What Does the Data Tell Us?

It’s March 31, 2020. In the past 3 months, the novel coronavirus (COVID-19) has changed the world we live in. As the virus spreads around the globe, everyone is anxiously watching the latest statistics on confirmed cases and deaths attributed to the disease in various regions. With the latest technology, timely data is more accessible to the public than ever before.

With the availability of data comes the challenge of proper comprehension and communication of it. I am not talking about advanced data analytics or visualization but communication and interpretation of simple numbers, counts, ratios, and percentages.

The COVID-19 pandemic has provided us ample examples of such data. If not careful, even simple data can be misinterpreted and lead to incorrect conclusions or actions.

Cumulative counts (or totals) never go down. They are monotonously increasing. The total confirmed cases always increase over time even when the daily new cases are dropping. The total is not most effective in communicating trends, unless we compare it with some established models. The change in daily cases can give a better insight of the progress.

Even the daily change should be interpreted with caution. A jump or drop in new cases on any single day may not mean much because of chance variation inherent in data collection. It is more reliable to fit the data to a model over a number of days to understand the trend.

The range of a dataset gets bigger as more data is collected. Even extreme values that occur infrequently will show up if the sample size is large. Younger people are less likely to have severe symptoms if infected by the virus. The initial data on hospitalization or mortality show predominantly older patients, the most vulnerable population. As more cases are collected, the patient age range will naturally expand to include very young patients who need hospitalization or even die. But this increase in the number of younger patients does not necessarily mean that the virus has become deadlier for the younger population.

The percentage of hospitalized patients who are under 65 years of age is by itself not a right measure of the disease risk to the younger population. There are significantly more people younger than 65 than those older in a general population. Each person’s risk should be adjusted by the size of the age group. In addition, the severity of each hospitalized patient is different and their pre-existing health conditions also play a critical role in their recovery or survival.

Mortality is the ratio of the number of the deceased to the number of confirmed cases. The numerator is likely more accurate than the denominator. It is likely most patients who died of COVID-19 related complications are counted, whereas the confirmed cases represent mainly those infected people who have severe symptoms, which is known to be the minority. Therefore, the calculated mortality is likely an overestimate at the initial stage of the pandemic when the prevalence of the disease is uncertain.

In the above examples, it only takes some awareness to avoid data misinterpretation. For critical decisions, we must understand the context of the data, e.g. where the data came from, what data is collected, how it is collected, what data is missing, etc.

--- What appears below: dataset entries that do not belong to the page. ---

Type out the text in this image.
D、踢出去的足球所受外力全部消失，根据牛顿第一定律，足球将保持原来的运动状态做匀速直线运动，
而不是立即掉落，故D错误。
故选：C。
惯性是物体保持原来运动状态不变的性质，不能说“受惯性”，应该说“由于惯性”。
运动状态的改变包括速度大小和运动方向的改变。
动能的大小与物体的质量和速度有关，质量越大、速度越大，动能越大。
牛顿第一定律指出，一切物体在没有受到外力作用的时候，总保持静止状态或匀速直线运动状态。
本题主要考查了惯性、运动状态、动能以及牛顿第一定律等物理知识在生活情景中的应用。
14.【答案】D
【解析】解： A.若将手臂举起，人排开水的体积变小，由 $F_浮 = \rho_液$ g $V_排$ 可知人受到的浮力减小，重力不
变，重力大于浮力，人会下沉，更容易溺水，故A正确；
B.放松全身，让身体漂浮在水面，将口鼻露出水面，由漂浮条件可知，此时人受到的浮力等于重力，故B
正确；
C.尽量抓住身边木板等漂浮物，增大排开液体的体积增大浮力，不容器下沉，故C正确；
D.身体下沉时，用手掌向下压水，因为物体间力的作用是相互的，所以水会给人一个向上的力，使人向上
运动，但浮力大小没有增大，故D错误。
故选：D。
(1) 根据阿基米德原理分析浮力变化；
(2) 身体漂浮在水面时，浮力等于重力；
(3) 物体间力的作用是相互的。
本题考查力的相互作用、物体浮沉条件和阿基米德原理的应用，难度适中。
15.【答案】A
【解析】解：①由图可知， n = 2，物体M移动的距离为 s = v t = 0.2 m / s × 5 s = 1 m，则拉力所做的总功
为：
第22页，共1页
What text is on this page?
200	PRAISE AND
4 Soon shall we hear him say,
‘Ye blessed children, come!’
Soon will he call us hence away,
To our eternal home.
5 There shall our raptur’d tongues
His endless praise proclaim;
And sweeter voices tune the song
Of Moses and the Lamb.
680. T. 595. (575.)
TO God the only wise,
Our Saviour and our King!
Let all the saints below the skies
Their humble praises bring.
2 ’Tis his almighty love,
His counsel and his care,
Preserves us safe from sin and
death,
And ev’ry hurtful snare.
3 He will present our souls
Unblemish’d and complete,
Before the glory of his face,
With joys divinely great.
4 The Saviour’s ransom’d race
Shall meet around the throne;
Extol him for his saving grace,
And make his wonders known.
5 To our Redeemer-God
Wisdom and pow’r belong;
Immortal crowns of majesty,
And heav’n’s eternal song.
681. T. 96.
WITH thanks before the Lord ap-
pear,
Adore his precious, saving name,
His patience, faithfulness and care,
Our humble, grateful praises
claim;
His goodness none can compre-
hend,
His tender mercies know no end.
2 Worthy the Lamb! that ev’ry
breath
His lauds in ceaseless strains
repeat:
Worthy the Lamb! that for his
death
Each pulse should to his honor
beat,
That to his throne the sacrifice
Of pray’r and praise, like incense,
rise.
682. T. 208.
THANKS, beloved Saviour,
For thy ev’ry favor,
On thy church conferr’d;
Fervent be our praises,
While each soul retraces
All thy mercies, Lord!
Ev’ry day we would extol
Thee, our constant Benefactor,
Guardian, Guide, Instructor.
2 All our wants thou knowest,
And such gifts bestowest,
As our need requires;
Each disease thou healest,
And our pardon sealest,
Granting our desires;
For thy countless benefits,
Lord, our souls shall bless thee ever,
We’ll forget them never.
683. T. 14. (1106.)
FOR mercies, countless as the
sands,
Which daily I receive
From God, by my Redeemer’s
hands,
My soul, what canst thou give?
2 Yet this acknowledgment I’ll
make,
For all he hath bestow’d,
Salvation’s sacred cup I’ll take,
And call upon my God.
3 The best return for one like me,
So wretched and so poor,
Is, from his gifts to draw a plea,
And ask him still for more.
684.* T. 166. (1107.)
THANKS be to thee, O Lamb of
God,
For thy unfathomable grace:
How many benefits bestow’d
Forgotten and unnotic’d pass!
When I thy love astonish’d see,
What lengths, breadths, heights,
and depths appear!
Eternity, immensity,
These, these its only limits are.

We should never forget that the data we often see is collected from a sample of the population we try to understand. Any statistic (or calculation) from the sample data, such as count or average, is not of most interest. What we truly want to know is some population attribute estimated based on the sample data. We cannot measure the entire population, e.g. test everyone to see who are infected, and have to rely on sample data available to us. Different samples can give drastically different data. We must understand what that sample is and how it is selected in order to infer from the data.

For example, the sample may not be representative of the population. The people who have been tested for the new coronavirus represent a sample. But if only seriously ill people are tested, they do not represent the general population if we want to understand how deadly the virus is.

Equally important is the method of measurement. All tests have errors. An infected person could give a negative test result (i.e. a false negative), and an uninfected person could give a positive result (i.e. false positive). The probabilities of such errors depend on the test. Different tests on the same people can give different results.

To analyze data properly, trained professionals depend on probability theory and sophisticated methods. For most people, though, it helps to know that what’s not in the data could be more important than the data.